DevOps, DevOps, DevOps – kaum ein Begriff wird aktuell so überstrapaziert. Aber wer glaubt, dass es sich um einen vorübergehenden Trend handelt, der irrt. DevOps bringt Änderungen ins Unternehmen, die sich nicht nur kurzfristig, sondern mittel- und langfristig auf die Arbeitskultur auswirken.

Weltweit arbeiten bereits 22 Prozent aller IT-Experten in DevOps-Teams, so eine Studie von Puppet. In Großunternehmen ist das Konzept sogar noch beliebter: Von den 2000 weltgrößten Unternehmen haben Gartner zufolge bereits 25 Prozent den Umstieg gewagt.

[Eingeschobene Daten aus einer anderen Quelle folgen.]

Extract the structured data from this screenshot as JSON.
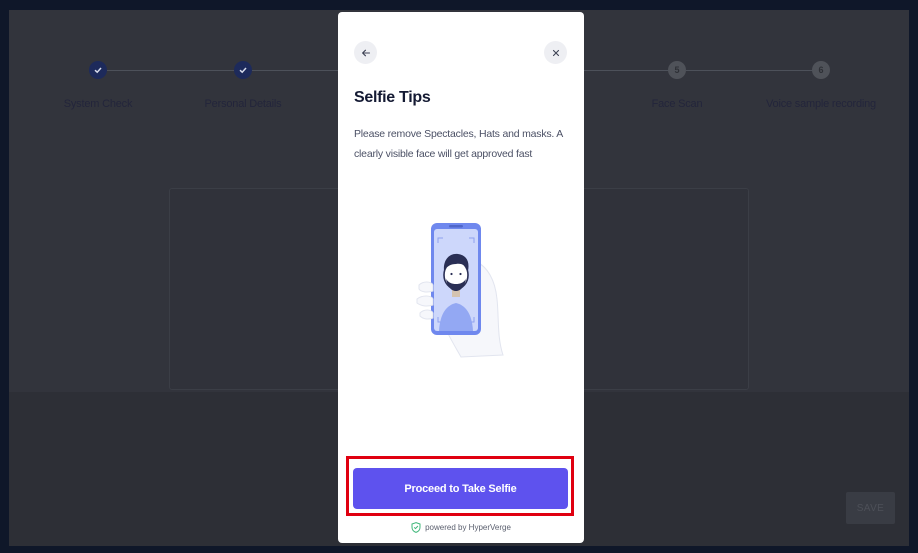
{
  "steps": [
    {
      "label": "System Check",
      "status": "done",
      "badge": ""
    },
    {
      "label": "Personal Details",
      "status": "done",
      "badge": ""
    },
    {
      "label": "Face Scan",
      "status": "pending",
      "badge": "5"
    },
    {
      "label": "Voice sample recording",
      "status": "pending",
      "badge": "6"
    }
  ],
  "background": {
    "save_label": "SAVE"
  },
  "modal": {
    "title": "Selfie Tips",
    "description": "Please remove Spectacles, Hats and masks. A clearly visible face will get approved fast",
    "proceed_label": "Proceed to Take Selfie",
    "powered_by": "powered by HyperVerge"
  },
  "colors": {
    "accent": "#5e52ee",
    "highlight_border": "#e00010",
    "overlay": "#32343c"
  },
  "icons": {
    "back": "arrow-left-icon",
    "close": "close-icon",
    "step_done": "check-icon",
    "illustration": "selfie-phone-illustration",
    "powered": "shield-check-icon"
  }
}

22 Prozent der IT-Experten arbeiten bereits in DevOps-Teams

22 Prozent der IT-Experten arbeiten bereits in DevOps-Teams

Warum DevOps?

Wer die Erfolgsgeschichte von DevOps verstehen will, der sollte zunächst etwas Konfliktforschung betreiben. Entwickler und Mitarbeiter des IT-Betriebs waren im Unternehmen lange Kontrahenten, die im Arbeitsalltag wenig miteinander zu tun hatten. Sie saßen in unterschiedlichen Büros, aßen in der Mittagspause an getrennten Tischen und hatten keinen Einblick in die Terminkalender der jeweils anderen.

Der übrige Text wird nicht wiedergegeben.